Four Marjory Stoneman Douglas staffers reassigned in reaction to February school shooting that killed 17

November 28, 2018
A Broward County Sheriff’s Office vehicle is parked outside Marjory Stoneman Douglas High School, in Parkland, Fla. (Wilfredo Lee / AP)

More than nine months after the massacre at Marjory Stoneman Douglas, Superintendent Robert Runcie has reassigned four employees over their dealings with school shooter Nikolas Cruz. Some protesters are calling those moves symbolic and asking Runcie to reconsider.

Media and community members have questioned for months why senior school officials haven’t been held accountable for failing to recognize the threat posed by Cruz, a troubled former student with special needs who slaughtered 17 people and injured 17 more during a Feb. 14 campus shooting spree.

The Sun-Sentinel identified the transferred staffers as assistant principals Jeff Morford, Winfred Porter Jr., and Denise Reed, along with security specialist Kelvin Greenleaf.

The most high-profile figure to have stepped away from his job in the aftermath of the tragedy was school deputy Scot Peterson, who took cover outside the school until the coast was clear. He was allowed to retire with an annual pension of more than $100,000.

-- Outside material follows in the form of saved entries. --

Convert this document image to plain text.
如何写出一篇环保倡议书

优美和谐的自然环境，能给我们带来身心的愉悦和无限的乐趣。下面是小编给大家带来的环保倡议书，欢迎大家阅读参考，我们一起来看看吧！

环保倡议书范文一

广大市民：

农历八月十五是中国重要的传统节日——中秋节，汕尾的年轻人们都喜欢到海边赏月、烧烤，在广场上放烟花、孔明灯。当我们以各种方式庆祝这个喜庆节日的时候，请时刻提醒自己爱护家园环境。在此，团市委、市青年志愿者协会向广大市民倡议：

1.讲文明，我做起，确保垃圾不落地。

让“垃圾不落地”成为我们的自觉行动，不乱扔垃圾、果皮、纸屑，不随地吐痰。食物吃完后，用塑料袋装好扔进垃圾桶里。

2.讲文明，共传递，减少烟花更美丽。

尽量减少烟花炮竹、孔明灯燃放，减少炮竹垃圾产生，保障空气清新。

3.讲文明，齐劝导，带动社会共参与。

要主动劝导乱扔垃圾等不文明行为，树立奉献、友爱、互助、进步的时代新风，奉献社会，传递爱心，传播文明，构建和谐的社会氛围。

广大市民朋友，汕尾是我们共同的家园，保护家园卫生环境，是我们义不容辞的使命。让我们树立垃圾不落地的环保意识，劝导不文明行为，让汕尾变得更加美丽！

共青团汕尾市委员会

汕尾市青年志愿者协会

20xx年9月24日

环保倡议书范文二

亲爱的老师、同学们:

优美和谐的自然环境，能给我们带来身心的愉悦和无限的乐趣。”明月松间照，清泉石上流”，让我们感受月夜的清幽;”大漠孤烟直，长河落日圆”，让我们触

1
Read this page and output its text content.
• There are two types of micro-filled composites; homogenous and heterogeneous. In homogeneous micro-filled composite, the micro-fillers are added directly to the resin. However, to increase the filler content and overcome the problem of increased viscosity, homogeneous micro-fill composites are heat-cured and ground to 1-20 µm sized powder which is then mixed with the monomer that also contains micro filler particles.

Florida school shooting suspect Nikolas Cruz killed 17 and wounded 17 others in a mass shooting on Feb. 14.
Florida school shooting suspect Nikolas Cruz killed 17 and wounded 17 others in a mass shooting on Feb. 14. (Amy Beth Bennett / AP)

School officials did not say where the reassigned employees will be stationed. Broward Principals and Assistants Association representative Lisa Maxwell reportedly said the three vice principals would work from various district offices pending an investigation. She called relocation of the administrators “an attempt to hand over people to deflect attention and focus and criticism,” and said employees had not been trained to handle a situation like the shootings in Parkland, Fla.

Maxwell added that the assistant principals “have suffered, and as a result of this travesty, they’re being made to suffer again.”

Students and protesters showed up outside the school Tuesday with signs reading “Bring them back” and “Don’t re-victimize us” according to USA Today.

A state commission investigating the shootings said the Broward Sheriff’s Office response “wasn’t sufficient.” None of the eight officers who arrived on the scene, but failed to enter the school despite hearing gunshots have been reprimanded.